Les concessions française et internationale et la défense de Shanghai
Un croiseur japonais a bombardé Nankin
Shanghai, 1er février 1932 (via Eastern)
Nous sommes toujours dans le noir. Si l’on se dirige encore à Shanghai, ce n’est qu’à la lueur des coups de feu. En attendant les grandes choses, on en voit déjà de petites qui, tout compte fait, ne sont pas trop mal.
Avant tout et pour bien comprendre, je vous demande de ne pas oublier que l’affaire se passe en Chine. Un chat en France s’appelle un chat ; ici, un chat s’appelle tantôt un lion, tantôt une souris, mais jamais un chat.
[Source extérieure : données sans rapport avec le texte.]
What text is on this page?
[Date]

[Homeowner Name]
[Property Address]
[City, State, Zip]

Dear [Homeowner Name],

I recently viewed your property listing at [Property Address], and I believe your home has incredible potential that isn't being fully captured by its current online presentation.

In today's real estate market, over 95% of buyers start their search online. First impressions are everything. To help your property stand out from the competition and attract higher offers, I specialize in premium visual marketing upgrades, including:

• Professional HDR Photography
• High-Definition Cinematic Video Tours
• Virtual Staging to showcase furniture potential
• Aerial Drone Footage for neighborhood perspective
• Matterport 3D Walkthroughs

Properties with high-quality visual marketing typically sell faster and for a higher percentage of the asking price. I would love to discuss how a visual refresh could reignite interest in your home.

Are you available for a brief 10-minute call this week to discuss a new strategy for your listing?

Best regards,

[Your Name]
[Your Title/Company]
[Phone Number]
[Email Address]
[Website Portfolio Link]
Que signifient par exemple ces deux armistices dont vous avez entendu parler ? La fin des hostilités ?
Loin de là. Ils signifient premièrement une ironique condescendance envers l’étrange peuple blanc. Les Anglais, les Américains, les Français désirent un armistice ; ils y tiennent tant que cela ? Pourquoi les contrarier ? Voilà, Messieurs, répondent Chinois et Japonais, voilà votre armistice, mais c’est bien uniquement pour vous faire plaisir.
La seconde raison est plus sérieuse. Le Japon a raté son coup ; il en fut étonné, mais non découragé. Seize cents hommes ne lui ont pas suffi, il en amènera quinze mille. On ne vient pas en dix minutes de Nagasaki à Shanghai. Il n’a encore que quinze mille hommes. Sa nouvelle heure n’a pas sonné ; il est content d’attendre trois jours, et même davantage. Quant à la division chinoise, ne lui faut-il pas plus de trois jours pour finir de se tâter ?
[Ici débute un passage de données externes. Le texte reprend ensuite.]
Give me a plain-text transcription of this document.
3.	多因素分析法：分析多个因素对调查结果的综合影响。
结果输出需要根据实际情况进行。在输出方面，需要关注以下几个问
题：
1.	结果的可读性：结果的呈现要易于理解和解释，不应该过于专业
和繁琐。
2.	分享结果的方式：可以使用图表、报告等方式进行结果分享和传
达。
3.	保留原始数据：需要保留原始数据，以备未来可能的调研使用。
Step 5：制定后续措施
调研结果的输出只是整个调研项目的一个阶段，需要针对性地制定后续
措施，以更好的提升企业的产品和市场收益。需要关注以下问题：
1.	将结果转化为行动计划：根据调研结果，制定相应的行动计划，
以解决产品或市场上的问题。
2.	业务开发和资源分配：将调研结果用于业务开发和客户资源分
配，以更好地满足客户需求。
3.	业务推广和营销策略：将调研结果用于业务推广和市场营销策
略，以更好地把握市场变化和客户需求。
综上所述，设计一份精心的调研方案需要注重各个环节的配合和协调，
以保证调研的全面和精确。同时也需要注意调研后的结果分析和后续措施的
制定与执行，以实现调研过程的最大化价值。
À part cela, tout va comme devant. La panique brave même la pluie.
Enfin, d’où sortent tous ces Chinois ? Le fameux spectacle de la fuite éperdue continue de battre son plein. Aujourd’hui, c’est le tour des automobiles qui ne nuisent en rien aux rickshaws ni aux brouettes, bien entendu. Dans une voiture, vous comptez deux hommes, cinq femmes, quatre enfants, deux coffres laqués et un canari dans sa cage. Les autos se suivent et, à l’intérieur de chacune, c’est la même assemblée. Tout cela, par la brèche que les Français ont ouverte dans leurs barbelés qui barrent le Bund, s’engouffre vers on ne sait quel gouffre.
— Eh bien, qu’en penses-tu ? demandai-je au marsouin qui, de Montpellier, sa ville natale, était venu défendre le Whangpoo ?
— Oh là là ! répondit-il, où tout ça pouvait-il bien loger ?
La Chine doit être un pays mal exploré. Jusqu’ici, on a cru que le Chinois, ainsi que tous les autres peuples, vivait à la surface du sol. Ne serait-il pas plus juste de prétendre que la Chine est faite d’étages souterrains superposés ? Il y a des villes cachées là-dessous. Et, devant la menace d’inondation, tout le monde remonte.
Dans Chapeï, les « sans-vêtements » n’ont pas cédé.
L’un d’eux-mêmes, à la faveur de la dernière nuit, a construit, à l’aide de touques à pétrole, un petit blockhaus à sa fenêtre. C’est au n° 151 de Range road. Le réduit est bien fait : un grand trou, sans doute, pour les bombes, et deux petits. En face, sur le trottoir, les Japonais ont amené une mitrailleuse ; ils la servent comme de petits diables. Depuis deux heures qu’ils tirent, ils ne sont pas venus à bout du plain clothes man, mais ils font du bruit. Je ne reviendrai pas là sans coton dans les oreilles.
Les snipers snipent de plus belle. Ce qui est grave, et j’envisage les conséquences qui pourraient en découler, c’est qu’ils tiraillent sur le territoire international.
Ils ne savent pas du tout ce qu’ils font. Un Chinois tire sur un autre Chinois. Jamais je n’ai souhaité de mal aux Anglais ni aux Américains, mais aujourd’hui plus que jamais, puisse Dieu les tenir hors de toute atteinte !
Dans ces rues, chars infernaux témoignant de l’instinct sauvage de l’homme, des camions hérissés de baïonnettes promènent, comme pour une monstrueuse mascarade, soldats et volontaires, soit anglais, soit japonais, quelques-uns en civil, les autres en uniforme, lesquels, revolver braqué, chassent avidement dans la grande jungle humaine de Shanghai.